3.3.2 A Concrete Example with 8 GPUs

Let's trace through with our Llama-70B setup. We have 8 GPUs, 8 KV heads, and 1M tokens (125K per GPU):

SETUP:
  8 GPUs, 8 KV heads (GQA), 64 query heads
  Each GPU starts with 125K tokens, all 8 KV heads

BEFORE All-to-All (for K tensor — same logic applies to V):
────────────────────────────────────────────────────────────
GPU 0: tokens [0-124K],   KV heads [H0, H1, H2, H3, H4, H5, H6, H7]
GPU 1: tokens [125K-249K], KV heads [H0, H1, H2, H3, H4, H5, H6, H7]
GPU 2: tokens [250K-374K], KV heads [H0, H1, H2, H3, H4, H5, H6, H7]
...
GPU 7: tokens [875K-999K], KV heads [H0, H1, H2, H3, H4, H5, H6, H7]

Each GPU has: [1, 125K, 8 heads, 128 dim]

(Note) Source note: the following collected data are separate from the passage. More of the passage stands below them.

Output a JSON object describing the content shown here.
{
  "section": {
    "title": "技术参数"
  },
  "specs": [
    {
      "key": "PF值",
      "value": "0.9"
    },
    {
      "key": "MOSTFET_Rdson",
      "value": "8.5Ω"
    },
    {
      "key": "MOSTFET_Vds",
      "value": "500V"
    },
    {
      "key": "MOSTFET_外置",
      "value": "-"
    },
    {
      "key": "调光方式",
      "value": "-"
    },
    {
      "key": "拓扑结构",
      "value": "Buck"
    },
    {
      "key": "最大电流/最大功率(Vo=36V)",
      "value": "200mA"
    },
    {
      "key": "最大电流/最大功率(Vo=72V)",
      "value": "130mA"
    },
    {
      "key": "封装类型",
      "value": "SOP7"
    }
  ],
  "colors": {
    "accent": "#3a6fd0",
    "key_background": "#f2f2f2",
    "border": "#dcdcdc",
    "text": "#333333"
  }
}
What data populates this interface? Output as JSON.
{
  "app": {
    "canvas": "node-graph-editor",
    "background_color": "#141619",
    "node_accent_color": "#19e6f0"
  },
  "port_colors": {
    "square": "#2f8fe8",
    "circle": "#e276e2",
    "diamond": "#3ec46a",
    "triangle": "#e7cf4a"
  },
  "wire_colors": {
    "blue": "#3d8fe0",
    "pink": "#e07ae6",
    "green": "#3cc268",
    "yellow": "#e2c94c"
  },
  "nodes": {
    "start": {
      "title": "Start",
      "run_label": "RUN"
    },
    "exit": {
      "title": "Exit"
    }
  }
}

Now the All-to-All redistributes. GPU 0 keeps its H0 data from all GPUs, GPU 1 keeps H1, etc.:

ALL-TO-ALL COMMUNICATION:
─────────────────────────
GPU 0 keeps H0 for its tokens, sends H1→GPU1, H2→GPU2, ... H7→GPU7
GPU 1 sends H0→GPU0, keeps H1 for its tokens, sends H2→GPU2, ... H7→GPU7
GPU 2 sends H0→GPU0, H1→GPU1, keeps H2 for its tokens, ... H7→GPU7
...
GPU 7 sends H0→GPU0, H1→GPU1, ... H6→GPU6, keeps H7 for its tokens

Each GPU sends 7/8 of its data and receives 7/8 from others.

AFTER All-to-All:
─────────────────
GPU 0: ALL tokens [0-999K], head H0 only
  K = | tokens 0-124K H0   |  ← kept locally
      | tokens 125K-249K H0 |  ← received from GPU 1
      | tokens 250K-374K H0 |  ← received from GPU 2
      | ...                  |
      | tokens 875K-999K H0 |  ← received from GPU 7

GPU 1: ALL tokens [0-999K], head H1 only
GPU 2: ALL tokens [0-999K], head H2 only
...
GPU 7: ALL tokens [0-999K], head H7 only

Each GPU has: [1, 1M, 1 head, 128 dim]

3.3.3 Memory Stays the Same

Let's verify that the total memory per GPU doesn't change:

BEFORE All-to-All (per GPU):
  Q: [1, 125K tokens, 64 heads, 128 dim] × 2 bytes
  Elements: 125,000 × 64 × 128 = 1,024,000,000
  Memory: 1,024,000,000 × 2 = 2.05 GB

AFTER All-to-All (per GPU):
  Q: [1, 1M tokens, 8 heads, 128 dim] × 2 bytes
  Elements: 1,000,000 × 8 × 128 = 1,024,000,000
  Memory: 1,024,000,000 × 2 = 2.05 GB

Same! 125K × 64 = 1M × 8 = 8,000,000 head-token pairs per GPU

For K and V (GQA — 8 KV heads):
  Before: [1, 125K, 8, 128] = 0.26 GB per GPU
  After:  [1, 1M, 1, 128]   = 0.26 GB per GPU
  Also the same!

All-to-All is a pure redistribution — no data is created or destroyed. It's like rearranging cards in a deck: the total number of cards stays the same, but they're organized differently.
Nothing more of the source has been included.